Year

1989

Degree Name

Doctor of Philosophy

Department

Department of Geology

Abstract

The development of Java Island which forms part of the Sunda Arc is due to subduction of the northward-moving Indian-Australian Plate beneath the Eurasian Plate. Ungaran volcano, Central Java, is situated 197 km above the Benioff Zone dipping at 55°, and forms part of the second of three cycles of volcanism recognized on Java Island. The volcano which was active between the Late Pliocene and Late Pleistocene is characterized by three stages of growth, interrupted by two episodes of cone collapse and the products of eruption can be grouped into four major units comprising Oldest Ungaran, Old Ungaran, Parasitic Cones and Young Ungaran.

Lavas consisting of basalts, basaltic andesites and andesites are porphyritic with either a holocrystalline or hypocrystalline groundmass. Plagioclase, clinopyroxene, Fe-Ti oxide and amphibole are the major phenocrystic phases but biotite and olivine occur in some samples. In holocrystalline samples the phenocrysts are set in a fine-grained groundmass of feldspar, clinopyroxene, Fe-Ti oxide, and accessory apatite.

Plagioclase phenocrysts range in composition from oligoclase to anorthite and some grains have thin rims of K-feldspar. Compositions of phenocryst rims and coexisting groundmass plagioclase are similar but the groundmass grains have a more restricted range in compositions. With increasing age the plagioclase phenocrysts in all rock types from Ungaran become less calcic. Clinopyroxene (diopside, augite and salite) is the only pyroxene in lavas from Ungaran and small changes in the compositions of phebocrysts in the series basalt to basaltic andesite to andesite are attributed to increasing silica activity and decreasing pressure. Magnetite is the only Fe-Ti oxide in all lavas from Ungaran. Most of the amphibole grains are magnesian-hastingsite and aggregates of "black amphibole" indicate conditions of rapid cooling at pressures less than 9 Kb. Biotite is a common accessory phase in basaltic andesites and andesites but is absent from basalts. Most of the fresh olivine occurs in basalts from Old Ungaran and it has a compositional range from F059 to F079.

Lavas from Ungaran exhibit a continuum of compositions which range from 48.95% to 60.80% Si02. On the basis of K20 and Si02 contents, most of the basalts are shoshonites whereas most of the basaltic andesites and all andesites are high-K calcalkaline. Shoshonitic rocks dominated the early stages of magmatic activity whereas high-K calcalkaline rocks were produced during later stages. Compared with most rocks of similar SiO2 content, the lavas from Ungaran are characterized by high contents of AI2O3 and total alkalies, high ferric/ferrous iron ratio, high contents of incompatible elements and low M g O contents. Mafic rocks from Ungaran range from Nenormative to Q-normative depending on the ferric/ferrous iron used in the calculation. Most of the basalt samples, however, are saturated if an assumed ratio of 0.2 for Fe203/FeO+Fe203 is used but all are relatively evolved with a maximum Mg-number of 0.55. The low Mg-numbers indicate that these basalts crystallized from derivative melts, and do not represent primary, mantle-derived magma.

Trace element modelling on the basis of published distribution coefficients and possible source compositions suggests that the rocks from Ungaran are generated by 5 to 10% melting of spinel lherzolite or amphibole lherzolite which had been previously enriched in incompatible elements. Subsequent to generation, 31.5 to 39.5% fractionation of early formed olivine and clinopyroxene in a ratio 30/70 produced the most mafic rocks in Ungaran.

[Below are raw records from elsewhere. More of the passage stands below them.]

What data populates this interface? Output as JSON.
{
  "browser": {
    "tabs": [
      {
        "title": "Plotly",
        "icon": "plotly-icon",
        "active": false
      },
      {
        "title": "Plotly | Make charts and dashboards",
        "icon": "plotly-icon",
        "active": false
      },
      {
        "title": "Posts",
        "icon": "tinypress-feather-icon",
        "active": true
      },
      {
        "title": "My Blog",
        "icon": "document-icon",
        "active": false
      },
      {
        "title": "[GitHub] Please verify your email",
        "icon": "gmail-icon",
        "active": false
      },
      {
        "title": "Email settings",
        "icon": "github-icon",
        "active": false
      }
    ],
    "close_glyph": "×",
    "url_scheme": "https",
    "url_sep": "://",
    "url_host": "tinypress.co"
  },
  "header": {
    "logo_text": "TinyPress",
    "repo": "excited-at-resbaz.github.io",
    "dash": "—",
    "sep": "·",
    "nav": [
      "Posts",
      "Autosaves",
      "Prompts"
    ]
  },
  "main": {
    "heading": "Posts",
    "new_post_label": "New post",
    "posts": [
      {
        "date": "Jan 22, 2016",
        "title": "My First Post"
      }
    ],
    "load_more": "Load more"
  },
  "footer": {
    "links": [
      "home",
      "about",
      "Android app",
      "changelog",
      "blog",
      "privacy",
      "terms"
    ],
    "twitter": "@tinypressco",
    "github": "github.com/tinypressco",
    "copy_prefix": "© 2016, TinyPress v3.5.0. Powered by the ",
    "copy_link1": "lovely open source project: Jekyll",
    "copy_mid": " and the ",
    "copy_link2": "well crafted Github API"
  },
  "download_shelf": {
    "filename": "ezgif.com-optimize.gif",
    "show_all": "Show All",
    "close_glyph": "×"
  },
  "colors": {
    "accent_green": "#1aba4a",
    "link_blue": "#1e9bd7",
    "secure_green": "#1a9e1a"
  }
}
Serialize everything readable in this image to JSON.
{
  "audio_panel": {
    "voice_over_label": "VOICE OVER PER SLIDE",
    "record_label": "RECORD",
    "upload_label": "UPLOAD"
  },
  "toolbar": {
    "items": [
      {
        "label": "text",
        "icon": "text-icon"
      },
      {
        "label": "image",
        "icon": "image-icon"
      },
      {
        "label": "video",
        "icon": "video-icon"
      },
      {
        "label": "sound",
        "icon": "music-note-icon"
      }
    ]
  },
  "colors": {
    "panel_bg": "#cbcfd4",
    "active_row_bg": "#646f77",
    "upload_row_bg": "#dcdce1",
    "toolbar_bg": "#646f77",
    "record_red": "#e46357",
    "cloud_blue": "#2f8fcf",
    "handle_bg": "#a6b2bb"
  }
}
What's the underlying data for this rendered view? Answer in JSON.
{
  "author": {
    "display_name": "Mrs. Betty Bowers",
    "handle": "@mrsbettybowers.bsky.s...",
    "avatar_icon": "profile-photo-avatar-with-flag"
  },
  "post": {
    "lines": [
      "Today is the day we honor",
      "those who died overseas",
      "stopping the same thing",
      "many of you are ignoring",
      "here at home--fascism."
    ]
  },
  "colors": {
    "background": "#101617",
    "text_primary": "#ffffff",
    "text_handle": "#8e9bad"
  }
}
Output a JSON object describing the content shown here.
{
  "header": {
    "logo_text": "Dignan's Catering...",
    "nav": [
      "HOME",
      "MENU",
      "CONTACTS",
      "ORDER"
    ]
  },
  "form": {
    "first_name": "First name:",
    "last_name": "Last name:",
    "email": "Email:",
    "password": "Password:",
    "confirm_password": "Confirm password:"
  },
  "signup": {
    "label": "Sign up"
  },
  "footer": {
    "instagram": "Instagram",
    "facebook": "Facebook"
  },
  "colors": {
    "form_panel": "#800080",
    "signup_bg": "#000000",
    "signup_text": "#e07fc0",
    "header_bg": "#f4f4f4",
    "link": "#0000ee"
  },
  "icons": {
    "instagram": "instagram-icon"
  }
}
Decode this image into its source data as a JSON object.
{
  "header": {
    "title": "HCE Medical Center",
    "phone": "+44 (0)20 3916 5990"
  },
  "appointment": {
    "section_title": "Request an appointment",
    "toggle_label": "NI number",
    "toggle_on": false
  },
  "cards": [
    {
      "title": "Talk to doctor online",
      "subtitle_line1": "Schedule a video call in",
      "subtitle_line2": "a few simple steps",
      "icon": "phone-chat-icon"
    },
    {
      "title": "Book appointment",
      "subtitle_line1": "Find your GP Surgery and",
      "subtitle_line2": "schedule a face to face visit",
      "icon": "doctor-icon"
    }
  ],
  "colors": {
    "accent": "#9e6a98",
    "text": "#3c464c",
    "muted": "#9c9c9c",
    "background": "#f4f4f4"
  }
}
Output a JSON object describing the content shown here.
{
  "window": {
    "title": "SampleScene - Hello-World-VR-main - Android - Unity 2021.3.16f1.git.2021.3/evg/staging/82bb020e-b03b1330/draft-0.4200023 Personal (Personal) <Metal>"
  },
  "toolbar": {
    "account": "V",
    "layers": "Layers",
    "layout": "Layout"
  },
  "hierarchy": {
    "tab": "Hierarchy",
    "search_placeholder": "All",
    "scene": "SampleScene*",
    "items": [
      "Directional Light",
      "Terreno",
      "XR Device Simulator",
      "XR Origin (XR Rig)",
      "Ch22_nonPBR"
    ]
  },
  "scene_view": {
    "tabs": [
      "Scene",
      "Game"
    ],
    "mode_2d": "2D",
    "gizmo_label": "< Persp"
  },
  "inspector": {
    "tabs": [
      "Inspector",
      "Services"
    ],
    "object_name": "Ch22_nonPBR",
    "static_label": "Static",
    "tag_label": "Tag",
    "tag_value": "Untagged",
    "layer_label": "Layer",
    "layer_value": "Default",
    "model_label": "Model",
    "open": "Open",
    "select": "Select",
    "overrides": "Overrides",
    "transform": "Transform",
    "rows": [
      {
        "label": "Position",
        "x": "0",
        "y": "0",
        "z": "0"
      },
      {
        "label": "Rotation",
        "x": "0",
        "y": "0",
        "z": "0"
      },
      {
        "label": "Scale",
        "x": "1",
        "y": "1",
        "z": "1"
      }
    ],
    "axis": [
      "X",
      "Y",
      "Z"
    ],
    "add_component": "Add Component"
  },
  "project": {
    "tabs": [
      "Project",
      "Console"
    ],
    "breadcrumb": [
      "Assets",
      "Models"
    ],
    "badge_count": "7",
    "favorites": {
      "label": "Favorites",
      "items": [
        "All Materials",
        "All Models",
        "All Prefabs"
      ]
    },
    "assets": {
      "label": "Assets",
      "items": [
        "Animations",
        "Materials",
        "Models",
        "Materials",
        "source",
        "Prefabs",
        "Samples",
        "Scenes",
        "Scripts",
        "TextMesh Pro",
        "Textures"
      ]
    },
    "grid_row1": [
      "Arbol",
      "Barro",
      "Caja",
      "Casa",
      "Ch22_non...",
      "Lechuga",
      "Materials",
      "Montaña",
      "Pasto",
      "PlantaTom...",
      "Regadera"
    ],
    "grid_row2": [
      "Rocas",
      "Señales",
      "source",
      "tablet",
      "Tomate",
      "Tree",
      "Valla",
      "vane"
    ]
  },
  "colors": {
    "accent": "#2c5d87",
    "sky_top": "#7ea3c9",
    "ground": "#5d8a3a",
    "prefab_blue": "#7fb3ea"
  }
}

Rocks with <53% SiO2 have a wider range and higher mean 87Sr/86Sr ratio than rocks with >53% Si02 and the available isotopic data are consistent with derivation of Ungaran lavas from heterogeneous OIB-type source. Depletion of Ta, Nb and Ti relative to LILE cannot be attributed to a residual Ti-rich phase in the source. Geochemical data are consistent with enrichment of LILE in the mantle wedge by the process of zone refining or mantle metasomatism, or from a fluid derived from the subducted slab. Comparison between Sr isotopic ratios and contents of HFSE and LILE in Ungaran basalts and the crust of the eastern Indian Ocean suggests that the model involving derivation of Ungaran lavas from a mantle wedge contaminated by a fluid from the subducted slab is plausible. Many observed geochemical variations in Ungaran lavas, particularly in 87Sr/86Sr ratios, reflect heterogeneity in an OIB-type mantle wedge.